Bevor wir klären, wie man mit einem Rechthaber umgehen, widmen wir uns der Frage, was Recht und Unrecht tatsächlich sind.
Die Ampel ist rot oder grün, ist objektiv. Jedoch bereits die Frage, bei welcher Farbe darüber gefahren wurde, ist meist eine subjektive Wahrnehmung. Sie wird heutzutage nicht mehr dem bloßen Auge, sondern modernen Blitzern überlassen, die akkurat den wirklichen Status quo bestimmen und damit objektiv sind.

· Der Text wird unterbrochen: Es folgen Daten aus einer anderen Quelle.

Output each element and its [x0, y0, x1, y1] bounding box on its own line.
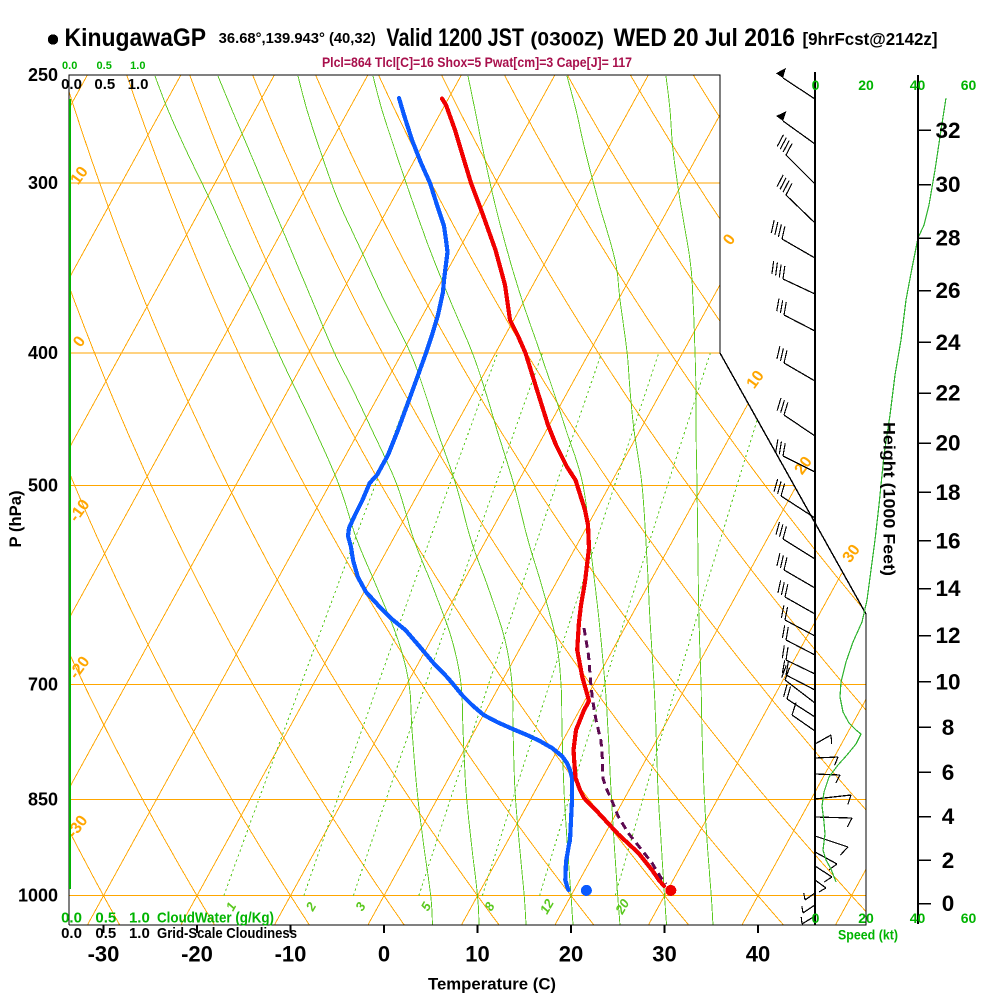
svg-text:30: 30	[935, 172, 960, 197]
svg-text:20: 20	[612, 896, 633, 918]
svg-text:32: 32	[935, 118, 960, 143]
svg-text:1.0: 1.0	[129, 925, 150, 942]
svg-text:0.0: 0.0	[61, 910, 82, 927]
svg-text:0.5: 0.5	[97, 60, 112, 72]
svg-text:24: 24	[935, 330, 961, 355]
svg-text:WED 20 Jul 2016: WED 20 Jul 2016	[614, 24, 795, 52]
svg-text:60: 60	[961, 910, 977, 926]
svg-text:10: 10	[935, 669, 960, 694]
svg-text:Grid-Scale Cloudiness: Grid-Scale Cloudiness	[157, 925, 297, 942]
svg-text:20: 20	[858, 910, 874, 926]
svg-text:20: 20	[858, 77, 874, 93]
svg-text:22: 22	[935, 381, 960, 406]
svg-text:0.0: 0.0	[62, 60, 77, 72]
svg-text:-20: -20	[181, 942, 213, 967]
svg-text:CloudWater (g/Kg): CloudWater (g/Kg)	[157, 910, 274, 927]
svg-text:Speed (kt): Speed (kt)	[838, 927, 898, 943]
svg-text:40: 40	[910, 77, 926, 93]
svg-text:500: 500	[28, 475, 58, 495]
svg-text:Height (1000 Feet): Height (1000 Feet)	[880, 422, 899, 576]
svg-text:40: 40	[746, 942, 770, 967]
svg-text:1.0: 1.0	[130, 60, 145, 72]
svg-text:0.0: 0.0	[61, 925, 82, 942]
svg-text:2: 2	[942, 848, 955, 873]
svg-text:6: 6	[942, 760, 955, 785]
svg-text:20: 20	[559, 942, 583, 967]
svg-text:1000: 1000	[18, 886, 58, 906]
svg-text:40: 40	[910, 910, 926, 926]
svg-text:0.5: 0.5	[95, 925, 116, 942]
svg-text:16: 16	[935, 528, 960, 553]
svg-text:0: 0	[942, 891, 955, 916]
svg-text:28: 28	[935, 226, 960, 251]
svg-text:1.0: 1.0	[128, 76, 149, 93]
svg-text:8: 8	[942, 715, 955, 740]
svg-text:0: 0	[812, 77, 820, 93]
svg-text:[9hrFcst@2142z]: [9hrFcst@2142z]	[803, 29, 938, 49]
svg-text:14: 14	[935, 576, 961, 601]
svg-text:60: 60	[961, 77, 977, 93]
svg-text:4: 4	[942, 804, 955, 829]
svg-text:1.0: 1.0	[129, 910, 150, 927]
svg-text:700: 700	[28, 675, 58, 695]
svg-text:0.0: 0.0	[61, 76, 82, 93]
svg-text:300: 300	[28, 173, 58, 193]
svg-text:18: 18	[935, 480, 960, 505]
svg-text:0.5: 0.5	[95, 910, 116, 927]
svg-text:250: 250	[28, 65, 58, 85]
svg-text:12: 12	[935, 623, 960, 648]
svg-text:36.68°,139.943° (40,32): 36.68°,139.943° (40,32)	[219, 31, 376, 47]
svg-text:850: 850	[28, 790, 58, 810]
svg-text:-30: -30	[88, 942, 120, 967]
svg-text:Temperature (C): Temperature (C)	[428, 975, 556, 994]
svg-text:-10: -10	[275, 942, 307, 967]
svg-text:30: 30	[652, 942, 676, 967]
svg-text:Plcl=864 Tlcl[C]=16 Shox=5 Pwa: Plcl=864 Tlcl[C]=16 Shox=5 Pwat[cm]=3 Ca…	[322, 54, 632, 70]
svg-text:0.5: 0.5	[94, 76, 115, 93]
svg-text:10: 10	[465, 942, 489, 967]
svg-text:Valid 1200 JST: Valid 1200 JST	[386, 24, 524, 52]
svg-text:0: 0	[812, 910, 820, 926]
svg-text:0: 0	[378, 942, 390, 967]
svg-text:20: 20	[935, 431, 960, 456]
svg-text:400: 400	[28, 343, 58, 363]
svg-text:(0300Z): (0300Z)	[530, 30, 604, 51]
svg-text:26: 26	[935, 278, 960, 303]
svg-text:KinugawaGP: KinugawaGP	[65, 24, 207, 52]
svg-text:P (hPa): P (hPa)	[6, 491, 25, 548]
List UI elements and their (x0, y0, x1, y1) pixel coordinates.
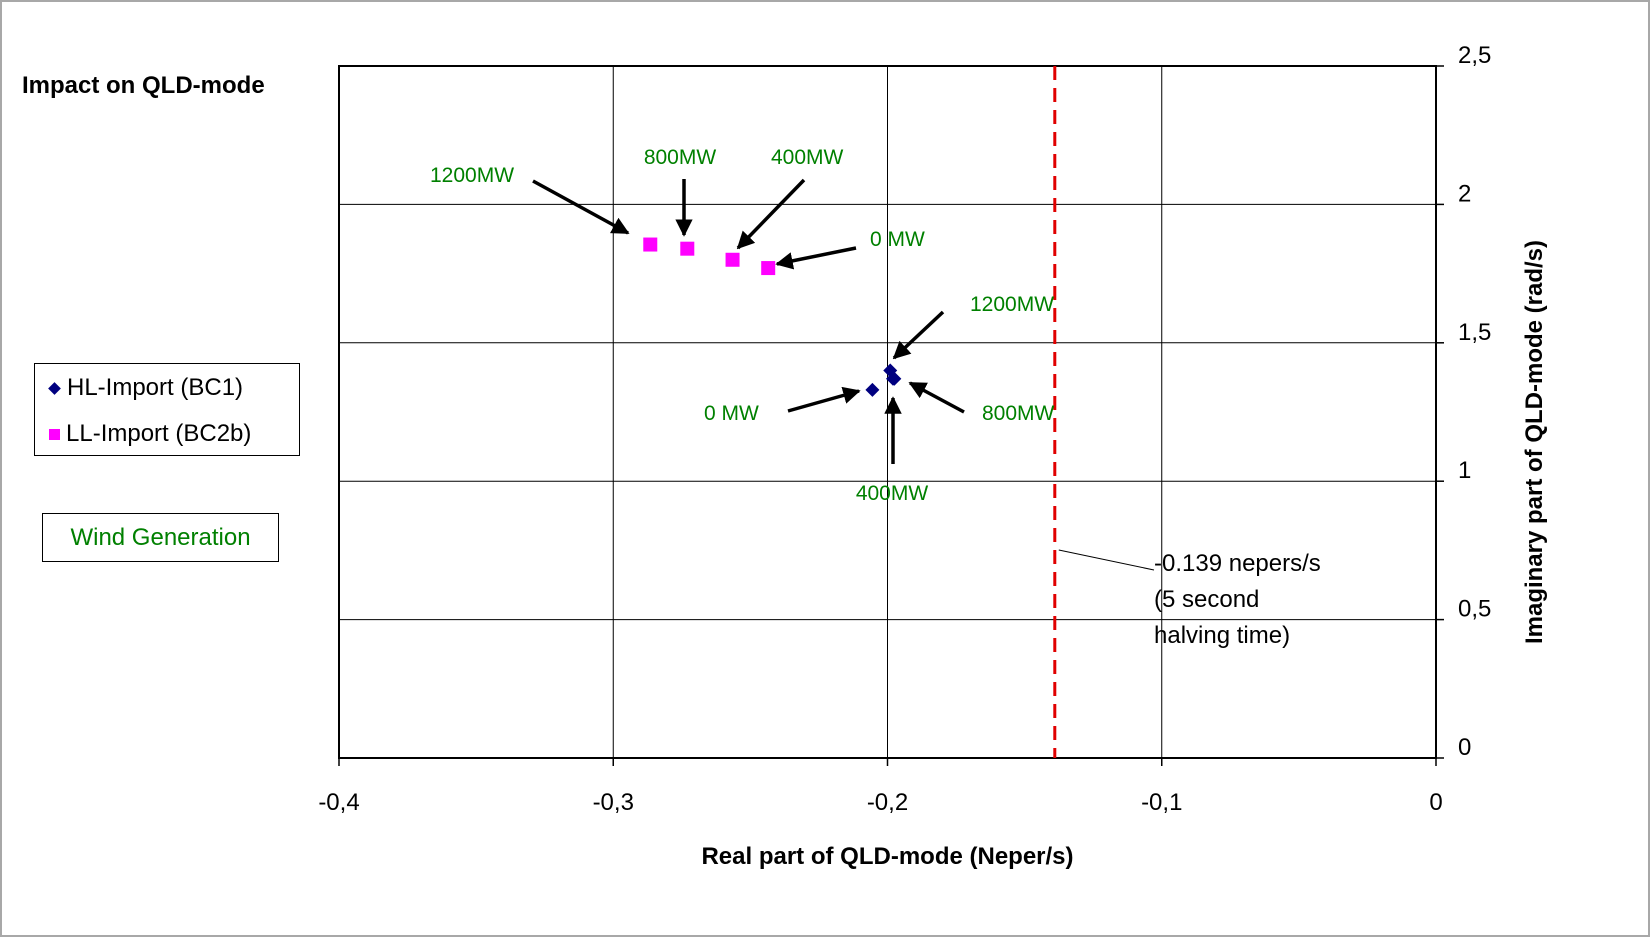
y-tick-label: 1,5 (1458, 319, 1491, 346)
square-marker-icon (49, 428, 60, 440)
diamond-marker-icon (48, 381, 61, 395)
annotation-arrow (892, 310, 945, 360)
label-hl-400: 400MW (856, 482, 929, 505)
legend: HL-Import (BC1) LL-Import (BC2b) (34, 363, 300, 456)
annotation-arrow (532, 179, 630, 235)
label-ll-0: 0 MW (870, 228, 925, 251)
annotation-arrow (775, 246, 857, 270)
data-point-ll (761, 261, 776, 276)
y-axis-title: Imaginary part of QLD-mode (rad/s) (1521, 240, 1548, 644)
threshold-leader-line (1058, 549, 1155, 571)
legend-item-hl: HL-Import (BC1) (47, 374, 243, 402)
data-point-ll (680, 241, 695, 256)
label-ll-400: 400MW (771, 146, 844, 169)
x-tick-label: 0 (1429, 789, 1442, 816)
data-point-ll (725, 252, 740, 267)
label-ll-800: 800MW (644, 146, 717, 169)
wind-generation-box: Wind Generation (42, 513, 279, 562)
label-hl-1200: 1200MW (970, 293, 1054, 316)
threshold-note-line-1: -0.139 nepers/s (1154, 550, 1321, 577)
annotation-arrow (736, 178, 806, 250)
threshold-note: -0.139 nepers/s (5 second halving time) (1154, 546, 1321, 654)
data-point-hl (865, 382, 880, 397)
legend-label-ll: LL-Import (BC2b) (66, 420, 252, 447)
y-tick-label: 0 (1458, 734, 1471, 761)
y-tick-label: 2,5 (1458, 42, 1491, 69)
x-tick-label: -0,1 (1141, 789, 1182, 816)
y-tick-label: 0,5 (1458, 596, 1491, 623)
x-tick-label: -0,2 (867, 789, 908, 816)
threshold-note-line-2: (5 second (1154, 586, 1260, 613)
x-tick-label: -0,4 (318, 789, 359, 816)
legend-label-hl: HL-Import (BC1) (67, 374, 244, 401)
y-tick-label: 2 (1458, 180, 1471, 207)
label-hl-800: 800MW (982, 402, 1055, 425)
legend-item-ll: LL-Import (BC2b) (47, 420, 251, 448)
y-tick-label: 1 (1458, 457, 1471, 484)
chart-title: Impact on QLD-mode (22, 72, 265, 99)
data-point-ll (643, 237, 658, 252)
x-axis-title: Real part of QLD-mode (Neper/s) (701, 843, 1073, 870)
annotation-arrow (787, 386, 861, 413)
x-tick-label: -0,3 (593, 789, 634, 816)
label-hl-0: 0 MW (704, 402, 759, 425)
threshold-note-line-3: halving time) (1154, 622, 1291, 649)
label-ll-1200: 1200MW (430, 164, 514, 187)
data-point-hl (883, 363, 898, 378)
annotation-arrow (908, 381, 965, 414)
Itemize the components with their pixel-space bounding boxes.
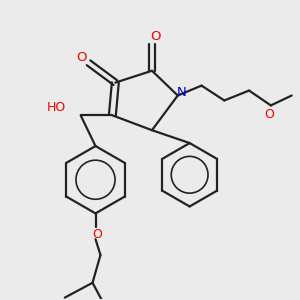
Text: O: O (93, 228, 102, 241)
Text: O: O (264, 108, 274, 121)
Text: HO: HO (46, 101, 66, 114)
Text: O: O (151, 30, 161, 43)
Text: O: O (76, 51, 87, 64)
Text: N: N (177, 86, 187, 99)
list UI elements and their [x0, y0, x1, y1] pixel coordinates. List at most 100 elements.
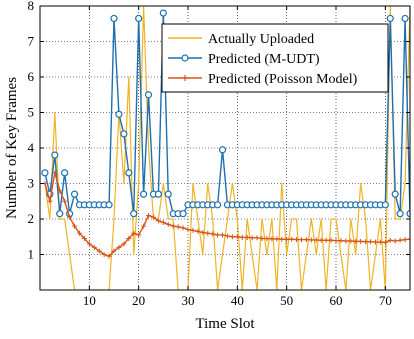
data-point — [131, 230, 137, 236]
data-point — [116, 244, 122, 250]
data-point — [353, 238, 359, 244]
data-point — [111, 248, 117, 254]
data-point — [125, 169, 133, 177]
data-point — [343, 238, 349, 244]
data-point — [215, 232, 221, 238]
data-point — [279, 236, 285, 242]
data-point — [214, 201, 222, 209]
data-point — [70, 190, 79, 198]
data-point — [401, 14, 409, 23]
axis-ticks: 10 20 30 40 50 60 70 1 2 3 4 5 6 7 8 — [28, 0, 410, 308]
data-point — [333, 238, 339, 244]
data-point — [120, 130, 128, 138]
data-point — [56, 210, 64, 218]
data-point — [165, 221, 171, 227]
data-point — [269, 236, 275, 242]
x-tick-label: 20 — [132, 293, 145, 308]
data-point — [239, 234, 245, 240]
data-point — [67, 214, 73, 220]
data-point — [110, 14, 118, 23]
legend-label: Predicted (M-UDT) — [208, 52, 320, 67]
data-point — [61, 169, 69, 177]
legend-marker — [181, 54, 189, 62]
data-point — [254, 235, 260, 241]
x-tick-label: 10 — [83, 293, 96, 308]
data-point — [402, 237, 408, 243]
data-point — [81, 236, 87, 242]
data-point — [229, 234, 235, 240]
legend-item: Actually Uploaded — [168, 32, 314, 47]
data-point — [244, 234, 250, 240]
data-point — [52, 170, 58, 176]
x-tick-label: 50 — [280, 293, 293, 308]
data-point — [72, 223, 78, 229]
legend-item: Predicted (Poisson Model) — [168, 72, 358, 87]
legend-marker — [182, 75, 188, 81]
data-point — [105, 201, 113, 209]
data-point — [308, 237, 314, 243]
legend-label: Predicted (Poisson Model) — [208, 72, 358, 87]
data-point — [155, 218, 161, 224]
data-point — [358, 238, 364, 244]
x-tick-label: 30 — [182, 293, 195, 308]
data-point — [190, 227, 196, 233]
data-point — [136, 232, 142, 238]
data-point — [392, 238, 398, 244]
data-point — [51, 151, 59, 159]
data-point — [407, 236, 410, 242]
data-point — [154, 190, 162, 198]
data-point — [264, 236, 270, 242]
legend-label: Actually Uploaded — [208, 32, 314, 47]
x-tick-label: 70 — [379, 293, 392, 308]
data-point — [41, 169, 49, 177]
y-axis-label: Number of Key Frames — [4, 77, 20, 219]
data-point — [195, 228, 201, 234]
data-point — [318, 237, 324, 243]
data-point — [323, 237, 329, 243]
data-point — [140, 190, 148, 198]
data-point — [391, 190, 399, 198]
y-tick-label: 4 — [28, 140, 35, 155]
data-point — [180, 225, 186, 231]
data-point — [200, 229, 206, 235]
data-point — [386, 14, 394, 23]
y-tick-label: 3 — [28, 176, 35, 191]
data-point — [144, 91, 153, 99]
data-point — [396, 210, 404, 218]
data-point — [106, 253, 112, 259]
data-point — [387, 237, 393, 243]
data-point — [406, 210, 410, 218]
data-point — [164, 190, 172, 198]
data-point — [372, 239, 378, 245]
data-point — [135, 14, 143, 23]
data-point — [274, 236, 280, 242]
data-point — [76, 230, 82, 236]
y-tick-label: 5 — [28, 105, 35, 120]
data-point — [289, 236, 295, 242]
data-point — [179, 210, 187, 218]
data-point — [381, 201, 389, 209]
y-tick-label: 7 — [28, 34, 35, 49]
series-line — [44, 6, 410, 290]
legend-item: Predicted (M-UDT) — [168, 52, 320, 67]
data-point — [397, 237, 403, 243]
data-point — [121, 241, 127, 247]
y-tick-label: 8 — [28, 0, 35, 13]
data-point — [86, 241, 92, 247]
data-point — [220, 232, 226, 238]
data-point — [91, 244, 97, 250]
data-point — [218, 146, 227, 154]
data-point — [47, 198, 53, 204]
y-tick-label: 6 — [28, 69, 35, 84]
series-1 — [41, 9, 410, 218]
data-point — [298, 237, 304, 243]
data-point — [146, 212, 152, 218]
data-point — [210, 231, 216, 237]
data-point — [115, 110, 123, 118]
data-point — [363, 239, 369, 245]
data-point — [338, 238, 344, 244]
series-0 — [44, 6, 410, 290]
series-2 — [42, 170, 410, 259]
data-point — [160, 220, 166, 226]
grid-lines — [40, 6, 410, 290]
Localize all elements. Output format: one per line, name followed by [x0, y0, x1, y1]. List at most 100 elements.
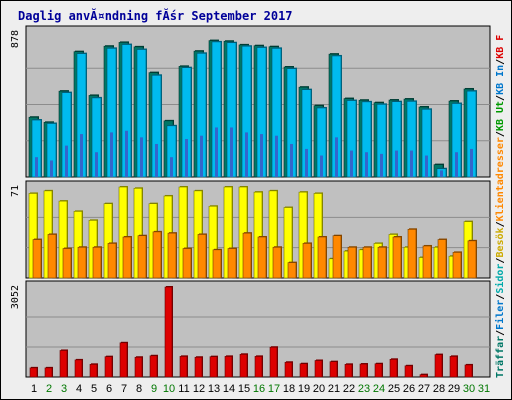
kbytes-bar [179, 356, 188, 378]
day-group-bottom-29 [449, 355, 458, 378]
day-group-middle-6 [103, 202, 117, 279]
kbytes-bar [329, 361, 338, 378]
day-label-30: 30 [463, 383, 475, 395]
sites-bar [197, 234, 207, 279]
pages-bar [215, 127, 218, 177]
pages-bar [155, 143, 158, 177]
day-label-11: 11 [178, 383, 189, 395]
day-group-top-23 [358, 99, 372, 178]
day-group-bottom-17 [269, 346, 278, 378]
kbytes-bar [104, 356, 113, 378]
day-group-middle-14 [223, 186, 237, 279]
day-label-16: 16 [253, 383, 265, 395]
side-legend-item: Filer [494, 300, 506, 330]
day-label-8: 8 [136, 383, 142, 395]
ymax-label-bottom: 3052 [10, 285, 21, 309]
sites-bar [77, 246, 87, 279]
day-group-bottom-9 [149, 354, 158, 378]
day-group-top-5 [88, 94, 102, 178]
day-group-top-11 [178, 65, 192, 178]
day-group-top-22 [343, 97, 357, 178]
pages-bar [185, 139, 188, 177]
day-group-bottom-14 [224, 355, 233, 378]
sites-bar [47, 234, 57, 279]
kbytes-bar [224, 356, 233, 378]
sites-bar [257, 236, 267, 279]
sites-bar [332, 235, 342, 279]
sites-bar [467, 240, 477, 279]
side-legend-separator: / [495, 221, 506, 227]
day-group-top-21 [328, 53, 342, 178]
kbytes-bar [419, 374, 428, 378]
day-group-middle-24 [373, 242, 387, 279]
day-group-top-27 [418, 105, 432, 178]
day-label-21: 21 [328, 383, 340, 395]
chart-title: Daglig anvĂ¤ndning fĂśr September 2017 [18, 8, 293, 23]
day-group-bottom-12 [194, 356, 203, 378]
day-group-middle-8 [133, 187, 147, 279]
day-group-bottom-25 [389, 358, 398, 378]
day-label-20: 20 [313, 383, 325, 395]
day-group-bottom-13 [209, 355, 218, 378]
day-group-bottom-30 [464, 363, 473, 378]
kbytes-bar [314, 360, 323, 378]
day-label-1: 1 [31, 383, 37, 395]
day-group-top-2 [43, 121, 57, 178]
day-group-top-9 [148, 71, 162, 178]
ymax-label-top: 878 [10, 30, 21, 48]
day-group-middle-17 [268, 189, 282, 279]
day-group-bottom-10 [164, 286, 173, 378]
side-legend-item: KB F [495, 35, 506, 59]
day-group-top-16 [253, 44, 267, 178]
sites-bar [242, 232, 252, 279]
day-group-middle-26 [403, 228, 417, 279]
day-group-top-4 [73, 50, 87, 178]
day-group-middle-10 [163, 194, 177, 279]
day-group-middle-30 [463, 220, 477, 279]
sites-bar [107, 243, 117, 279]
day-group-bottom-3 [59, 349, 68, 378]
side-legend-separator: / [495, 95, 506, 101]
kbytes-bar [119, 342, 128, 378]
pages-bar [95, 152, 98, 177]
sites-bar [137, 235, 147, 279]
day-group-middle-23 [358, 246, 372, 279]
kbytes-bar [434, 354, 443, 378]
day-group-top-15 [238, 43, 252, 178]
kbytes-bar [269, 346, 278, 378]
sites-bar [122, 236, 132, 279]
day-group-bottom-11 [179, 355, 188, 378]
kbytes-bar [134, 356, 143, 378]
day-group-bottom-7 [119, 341, 128, 378]
day-group-bottom-18 [284, 361, 293, 378]
day-group-bottom-6 [104, 355, 113, 378]
sites-bar [317, 236, 327, 279]
sites-bar [92, 246, 102, 279]
day-label-3: 3 [61, 383, 67, 395]
day-group-bottom-22 [344, 363, 353, 378]
day-group-bottom-24 [374, 362, 383, 378]
side-legend-separator: / [495, 258, 506, 264]
panels: 878 71 3052 [10, 25, 491, 378]
pages-bar [305, 148, 308, 177]
pages-bar [410, 150, 413, 177]
day-group-middle-28 [433, 238, 447, 279]
kbytes-bar [404, 365, 413, 378]
day-group-middle-13 [208, 205, 222, 279]
kbytes-bar [209, 356, 218, 378]
sites-bar [287, 262, 297, 279]
sites-bar [32, 239, 42, 279]
day-group-top-3 [58, 90, 72, 178]
day-label-23: 23 [358, 383, 370, 395]
day-group-bottom-1 [29, 366, 38, 378]
side-legend-separator: / [495, 131, 506, 137]
day-group-top-24 [373, 101, 387, 178]
sites-bar [152, 231, 162, 279]
sites-bar [437, 239, 447, 279]
side-legend-item: Träffar [495, 336, 506, 378]
day-group-bottom-21 [329, 360, 338, 378]
sites-bar [182, 248, 192, 279]
pages-bar [125, 130, 128, 177]
day-label-13: 13 [208, 383, 220, 395]
kbytes-bar [299, 363, 308, 378]
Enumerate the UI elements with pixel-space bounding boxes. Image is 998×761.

Fragen Sie hingegen fünf Fußgänger, bei welcher Farbe der Autofahrer über die Ampel gefahren ist, wenn diese gerade von Grün auf Rot umschaltet, werden Sie vielleicht unterschiedliche Meinungen hören. Und es kann eine Diskussion über Recht und Unrecht entbrennen. Wenn Sie wissen, dass der Fahrer des blauen Autos bereits mehrfach den Führerschein abgeben musste, weil er viel zu aggressiv unterwegs war, werden Sie ihn eher als Verkehrsrowdy betrachten. Wüssten Sie hingegen, der Herr in dem blauen Auto ist der gesetzestreueste Mensch, den man sich nur vorstellen kann, dann könnte auch diese Vorinformation Ihre Sichtweise beeinflussen.
Wie oft glauben wir, unsere subjektive Sichtweise sei ultimativ richtig und behaupten felsenfest im Recht zu sein? Wie oft beharren wir starr auf unserer Meinung und sind sogar bereit, das Gegenüber ins Unrecht zu setzen? Warum streiten sich Menschen über unterschiedliche Meinungen und Sichtweisen? Vielleicht, weil es subjektive Ansätze gibt? Sollten wir – anstatt über solche »unklärbaren« Dinge zu streiten – nicht einfach lernen zu akzeptieren, dass es unterschiedliche Meinungen gibt?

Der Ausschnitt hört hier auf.